Kelsey-Woodlawn is a combination of industrial park nestled between the North West Industrial SDA and the Central Industrial of down town Saskatoon. It is still serviced by the CNR rail lines to both the north and east. There are two older neighbourhoods, one still survives near SIAST - Kelsey institute on Idylwyld Drive North, and the other is the McVicar Addition near the Woodlawn Cemetery.

==Location==
Within the Lawson Suburban Development Area (West Side), the Kelsey-Woodlawn neighbourhood spans as far north as the north industrial area bearing 40th Street as its northern perimeter. The CNR train track marks the eastern boundary at Warman Road, thus encompassing the Woodlawn Cemetery. The southernmost road within Kelsey-Woodlawn is 33rd Street East, and the western edge includes all the places along Idylwyld Drive. Most homes were built prior to the 1960s with no new construction virtually after 1980 at all and the main tenants would be students attending SIAST on 33rd Street and Idylwyld Drive.

==Layout==

Along the Woodlawn Cemetery is a small neighbourhood known as the "McVicar Addition" The other residential community in the Kelsey Woodlawn subdivision are those who reside in the places which branch off Idylwyld Drive. These places are named after governors general of Canada.

Throughout the remainder of the area, the streets are numerically numbered from 33rd Street and continue north to 40th Street.

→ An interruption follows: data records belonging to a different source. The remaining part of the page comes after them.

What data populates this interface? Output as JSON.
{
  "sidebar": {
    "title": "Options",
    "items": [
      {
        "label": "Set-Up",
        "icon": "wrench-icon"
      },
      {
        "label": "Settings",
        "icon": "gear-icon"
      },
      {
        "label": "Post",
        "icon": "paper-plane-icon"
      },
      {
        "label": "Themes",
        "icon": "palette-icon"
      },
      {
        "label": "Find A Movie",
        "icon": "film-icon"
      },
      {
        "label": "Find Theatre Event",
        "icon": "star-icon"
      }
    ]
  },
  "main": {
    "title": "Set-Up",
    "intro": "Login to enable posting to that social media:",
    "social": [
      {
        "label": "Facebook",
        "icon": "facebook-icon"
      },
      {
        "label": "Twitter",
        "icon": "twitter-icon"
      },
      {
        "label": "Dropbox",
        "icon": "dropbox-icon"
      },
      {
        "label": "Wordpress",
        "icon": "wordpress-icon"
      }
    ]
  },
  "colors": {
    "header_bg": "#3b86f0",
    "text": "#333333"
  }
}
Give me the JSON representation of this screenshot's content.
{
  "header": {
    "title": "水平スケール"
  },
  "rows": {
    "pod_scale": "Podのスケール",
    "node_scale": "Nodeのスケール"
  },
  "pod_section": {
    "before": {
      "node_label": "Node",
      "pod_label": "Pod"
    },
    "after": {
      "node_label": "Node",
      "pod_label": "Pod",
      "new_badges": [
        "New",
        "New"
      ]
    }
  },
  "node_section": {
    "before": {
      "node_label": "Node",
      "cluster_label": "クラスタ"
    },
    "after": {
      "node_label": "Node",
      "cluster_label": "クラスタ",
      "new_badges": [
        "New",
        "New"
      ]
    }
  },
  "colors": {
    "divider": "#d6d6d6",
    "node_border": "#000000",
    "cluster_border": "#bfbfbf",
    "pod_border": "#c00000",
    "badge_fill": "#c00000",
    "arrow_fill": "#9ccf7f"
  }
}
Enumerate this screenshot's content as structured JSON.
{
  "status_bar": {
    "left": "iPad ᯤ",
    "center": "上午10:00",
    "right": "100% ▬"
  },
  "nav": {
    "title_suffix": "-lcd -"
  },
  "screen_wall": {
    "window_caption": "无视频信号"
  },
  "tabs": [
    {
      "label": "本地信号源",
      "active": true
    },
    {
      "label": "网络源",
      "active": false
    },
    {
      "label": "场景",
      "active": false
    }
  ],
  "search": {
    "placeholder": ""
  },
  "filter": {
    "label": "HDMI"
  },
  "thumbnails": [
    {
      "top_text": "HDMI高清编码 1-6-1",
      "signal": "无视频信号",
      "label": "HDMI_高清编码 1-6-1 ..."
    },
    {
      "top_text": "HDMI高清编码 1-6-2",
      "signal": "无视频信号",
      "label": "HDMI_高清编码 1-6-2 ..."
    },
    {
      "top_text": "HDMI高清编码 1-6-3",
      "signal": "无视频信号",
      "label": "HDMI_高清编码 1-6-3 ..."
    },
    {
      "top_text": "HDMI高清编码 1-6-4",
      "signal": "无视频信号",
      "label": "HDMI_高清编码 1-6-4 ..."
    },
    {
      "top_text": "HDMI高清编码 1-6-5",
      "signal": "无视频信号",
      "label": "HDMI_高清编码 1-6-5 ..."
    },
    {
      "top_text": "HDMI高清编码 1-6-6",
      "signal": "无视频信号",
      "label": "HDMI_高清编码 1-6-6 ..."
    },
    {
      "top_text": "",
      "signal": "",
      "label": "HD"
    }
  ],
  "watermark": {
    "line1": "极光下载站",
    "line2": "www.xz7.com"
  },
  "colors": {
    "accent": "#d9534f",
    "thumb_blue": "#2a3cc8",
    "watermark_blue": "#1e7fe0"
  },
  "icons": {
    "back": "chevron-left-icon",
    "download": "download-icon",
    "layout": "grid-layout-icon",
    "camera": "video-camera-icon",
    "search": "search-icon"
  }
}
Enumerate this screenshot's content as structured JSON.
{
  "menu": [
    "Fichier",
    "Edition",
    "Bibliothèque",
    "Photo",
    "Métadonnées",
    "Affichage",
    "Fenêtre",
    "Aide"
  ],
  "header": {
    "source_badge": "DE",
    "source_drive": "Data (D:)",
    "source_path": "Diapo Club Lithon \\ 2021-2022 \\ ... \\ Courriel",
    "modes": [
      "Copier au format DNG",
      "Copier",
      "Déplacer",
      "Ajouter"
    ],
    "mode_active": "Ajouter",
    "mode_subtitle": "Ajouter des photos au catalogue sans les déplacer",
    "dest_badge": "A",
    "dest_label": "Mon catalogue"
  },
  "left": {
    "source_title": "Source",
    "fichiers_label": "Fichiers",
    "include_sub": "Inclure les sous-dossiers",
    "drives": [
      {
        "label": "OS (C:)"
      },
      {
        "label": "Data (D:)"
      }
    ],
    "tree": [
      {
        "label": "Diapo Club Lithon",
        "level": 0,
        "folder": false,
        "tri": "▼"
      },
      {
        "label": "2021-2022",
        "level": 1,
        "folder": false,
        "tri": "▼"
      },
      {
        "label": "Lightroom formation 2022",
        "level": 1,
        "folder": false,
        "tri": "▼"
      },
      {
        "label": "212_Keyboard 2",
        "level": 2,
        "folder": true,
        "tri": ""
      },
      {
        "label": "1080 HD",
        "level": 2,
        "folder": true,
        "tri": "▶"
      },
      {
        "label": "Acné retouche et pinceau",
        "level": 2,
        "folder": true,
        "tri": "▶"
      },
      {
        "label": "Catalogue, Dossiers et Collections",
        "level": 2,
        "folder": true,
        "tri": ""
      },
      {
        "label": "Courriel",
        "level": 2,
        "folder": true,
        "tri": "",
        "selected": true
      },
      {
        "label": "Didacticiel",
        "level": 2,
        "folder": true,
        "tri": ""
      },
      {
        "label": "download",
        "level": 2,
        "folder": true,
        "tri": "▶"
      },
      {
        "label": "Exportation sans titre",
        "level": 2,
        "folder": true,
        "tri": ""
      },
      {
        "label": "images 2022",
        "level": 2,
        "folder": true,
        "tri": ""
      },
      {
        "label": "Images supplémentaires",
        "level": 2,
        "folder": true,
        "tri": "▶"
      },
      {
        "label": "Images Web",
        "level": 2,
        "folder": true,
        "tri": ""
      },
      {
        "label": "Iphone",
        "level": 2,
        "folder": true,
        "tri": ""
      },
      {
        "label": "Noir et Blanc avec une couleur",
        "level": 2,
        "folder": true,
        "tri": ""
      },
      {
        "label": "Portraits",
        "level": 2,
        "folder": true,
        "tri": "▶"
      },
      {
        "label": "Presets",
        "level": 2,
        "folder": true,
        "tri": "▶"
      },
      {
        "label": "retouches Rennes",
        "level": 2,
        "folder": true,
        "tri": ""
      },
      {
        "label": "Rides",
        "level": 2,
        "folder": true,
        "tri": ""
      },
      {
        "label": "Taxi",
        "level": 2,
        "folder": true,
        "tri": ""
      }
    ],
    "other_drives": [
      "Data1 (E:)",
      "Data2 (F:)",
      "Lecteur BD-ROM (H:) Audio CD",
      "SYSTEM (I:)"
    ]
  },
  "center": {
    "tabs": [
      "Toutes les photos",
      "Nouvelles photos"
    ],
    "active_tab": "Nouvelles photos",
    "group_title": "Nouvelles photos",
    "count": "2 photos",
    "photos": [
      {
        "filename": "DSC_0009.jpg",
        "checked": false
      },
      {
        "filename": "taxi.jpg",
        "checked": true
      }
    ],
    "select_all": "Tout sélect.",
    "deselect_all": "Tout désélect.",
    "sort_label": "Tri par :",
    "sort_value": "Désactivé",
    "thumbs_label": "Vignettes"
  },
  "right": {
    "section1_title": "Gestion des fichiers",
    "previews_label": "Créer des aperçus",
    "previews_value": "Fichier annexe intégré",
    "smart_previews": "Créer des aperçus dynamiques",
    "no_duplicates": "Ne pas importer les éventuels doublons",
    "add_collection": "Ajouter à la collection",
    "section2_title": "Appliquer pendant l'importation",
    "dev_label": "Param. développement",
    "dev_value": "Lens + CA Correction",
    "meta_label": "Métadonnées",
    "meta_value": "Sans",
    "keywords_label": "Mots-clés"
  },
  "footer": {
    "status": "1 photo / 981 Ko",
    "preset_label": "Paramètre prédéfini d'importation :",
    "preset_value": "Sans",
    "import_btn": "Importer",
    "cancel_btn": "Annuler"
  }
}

The avenues are named after the provinces of Canada.

List of Places and Avenues
| Location | Namesake |
| Connaught Place | Duke of Connaught |
| Grey Place | Earl Grey |
| Aberdeen Place | Lord Aberdeen |
| Minto Place | Earl of Minto |
| Stanley Place | Lord Stanley of Preston |
| Saskatchewan Avenue | Saskatchewan |
| Alberta Avenue | Alberta |
| Quebec Avenue | Quebec |
| Ontario Avenue | Ontario |

==History==
The Wood Lawn Cemetery is the only active municipal cemetery within city limits. It replaced the first cemetery - Nutana Pioneer Cemetery in 1910.

Next of Kin Memorial Avenue is bedecked with many planted trees honoring those who gave the ultimate sacrifice in war engagements. This Road of Remembrance was designated in 1993 as a National Historic Site.

==Government and politics==
Kelsey-Woodlawn exists within the federal electoral district of Saskatoon West. It is currently represented by Brad Redekopp of the Conservative Party of Canada, first elected in 2019.

Provincially, the area is within the constituency of Saskatoon Meewasin. It is currently represented by Nathaniel Teed of the Saskatchewan New Democratic Party, first elected in a 2017 by-election.

In Saskatoon's non-partisan municipal politics, Kelsey-Woodlawn lies within ward 1. It is currently represented by Darren Hill, first elected in 2006.

==Education==

- St. Michael Community School - separate (Catholic) elementary, part of Greater Saskatoon Catholic Schools

==Shopping==

Within Kelsey-Woodlawn are industrial areas interspersed with the residential areas. The business and industrial areas stem off the Central Business District Warehouse area. The CNR rail yards were first located down town, and there are still CPR spur lines throughout the Kelsey Woodlawn Subdivision. Shopping is available at several various strip malls along Idylwyld Drive North, Quebec Avenue and 33rd Street East.

==Area Parks==
- Dr. J. Valens Park 2.10 acre
- Industrial Park 6.00 acre

== Transportation ==
Idylwyld Drive has had many titles: Avenue A, Highway 11 and most currently Louis Riel Trail. It is a main thoroughfare through the city connecting Regina, Saskatoon and Prince Albert, Saskatchewan. It also connects west Saskatoon with the bedroom communities of Warman and Martensville

=== City Transit===
Kelsey-Woodlawn serviced by City Transit Bus Routes Saskatoon Transit.